Purpose: To investigate the effects of cholinergic blockade on inflammatory cell infiltration and cytokine production in the mouse lacrimal gland (LG).
Methods: C57BL/6 mice were untreated (UT) or received subcutaneous injections of either scopolamine hydrobromide (SCOP; 0.5 mg/0.2 mL) or saline (SAL) four times daily for 2 or 5 days (2D, 5D). This was followed by a 7-day rest period in separate groups. Tear volume (cotton thread) and tear epidermal growth factor (EGF, by ELISA) concentrations were measured. Extraorbital LGs were surgically excised and sectioned or lysed for gene expression analysis. Immunohistochemistry evaluated immunophenotype of infiltrating cells. Expression of EGF and T helper (Th)-1, -2, and -17-associated cytokines in LGs was evaluated by real-time PCR. Goblet cell density was evaluated in periodic acid Schiff-stained conjunctival sections.
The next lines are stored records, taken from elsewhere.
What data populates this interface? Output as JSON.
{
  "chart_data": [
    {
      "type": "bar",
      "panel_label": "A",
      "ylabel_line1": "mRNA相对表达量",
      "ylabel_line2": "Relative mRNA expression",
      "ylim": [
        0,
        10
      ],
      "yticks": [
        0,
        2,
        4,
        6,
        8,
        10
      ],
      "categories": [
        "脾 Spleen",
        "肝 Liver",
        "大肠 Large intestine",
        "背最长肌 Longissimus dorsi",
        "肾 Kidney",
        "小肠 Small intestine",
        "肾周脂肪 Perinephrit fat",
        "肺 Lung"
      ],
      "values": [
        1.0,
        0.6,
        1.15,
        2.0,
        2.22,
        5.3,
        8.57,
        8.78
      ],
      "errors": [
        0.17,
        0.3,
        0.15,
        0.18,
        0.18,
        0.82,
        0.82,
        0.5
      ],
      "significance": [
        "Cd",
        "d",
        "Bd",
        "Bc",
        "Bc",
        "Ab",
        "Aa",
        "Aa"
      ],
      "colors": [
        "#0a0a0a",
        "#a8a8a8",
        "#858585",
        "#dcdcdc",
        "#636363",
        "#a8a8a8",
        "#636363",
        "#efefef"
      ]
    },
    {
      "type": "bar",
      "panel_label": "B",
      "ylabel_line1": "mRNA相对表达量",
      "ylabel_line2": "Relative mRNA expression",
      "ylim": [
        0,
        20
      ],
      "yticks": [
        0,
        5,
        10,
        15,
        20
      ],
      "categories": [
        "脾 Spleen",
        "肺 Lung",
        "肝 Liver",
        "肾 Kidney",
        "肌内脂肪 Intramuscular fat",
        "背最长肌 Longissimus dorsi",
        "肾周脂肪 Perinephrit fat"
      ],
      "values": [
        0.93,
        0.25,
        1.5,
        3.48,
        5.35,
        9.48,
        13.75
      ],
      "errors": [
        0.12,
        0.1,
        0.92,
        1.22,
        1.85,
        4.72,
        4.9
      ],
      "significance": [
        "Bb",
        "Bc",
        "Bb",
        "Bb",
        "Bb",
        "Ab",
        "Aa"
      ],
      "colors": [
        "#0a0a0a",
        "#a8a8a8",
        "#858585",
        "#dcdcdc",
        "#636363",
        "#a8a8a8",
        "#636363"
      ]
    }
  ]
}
Results: Tear volume and EGF protein levels were significantly reduced in SCOP5D mice compared with controls, indicating that cholinergic blockade decreased LG secretory function. LGs of SCOP2D and SCOP5D mice showed an increased density of CD4(+), CD11c+, CD11b+, and myeloperoxidase+ cells compared with UT controls. At day 5, these cells were significantly elevated compared with SAL-treated counterparts. Elevated levels of IL-17A, IL-17R, IFN-γ, IL-12Rβ1, IL-2, IL-13, IL-6, IL-1β, and TNF-α transcripts were noted in SCOP2D mice and IFN-γ, TGF-β1, and IL-18R transcripts in SCOP5D mice.
Conclusions: Pharmacological blockade of lacrimal secretion induced a significant CD4(+) infiltration in the LG, mimicking Sjögren's syndrome. The mRNA expression profile revealed elevations of a mix of inflammatory cytokines and Th-1-associated factors.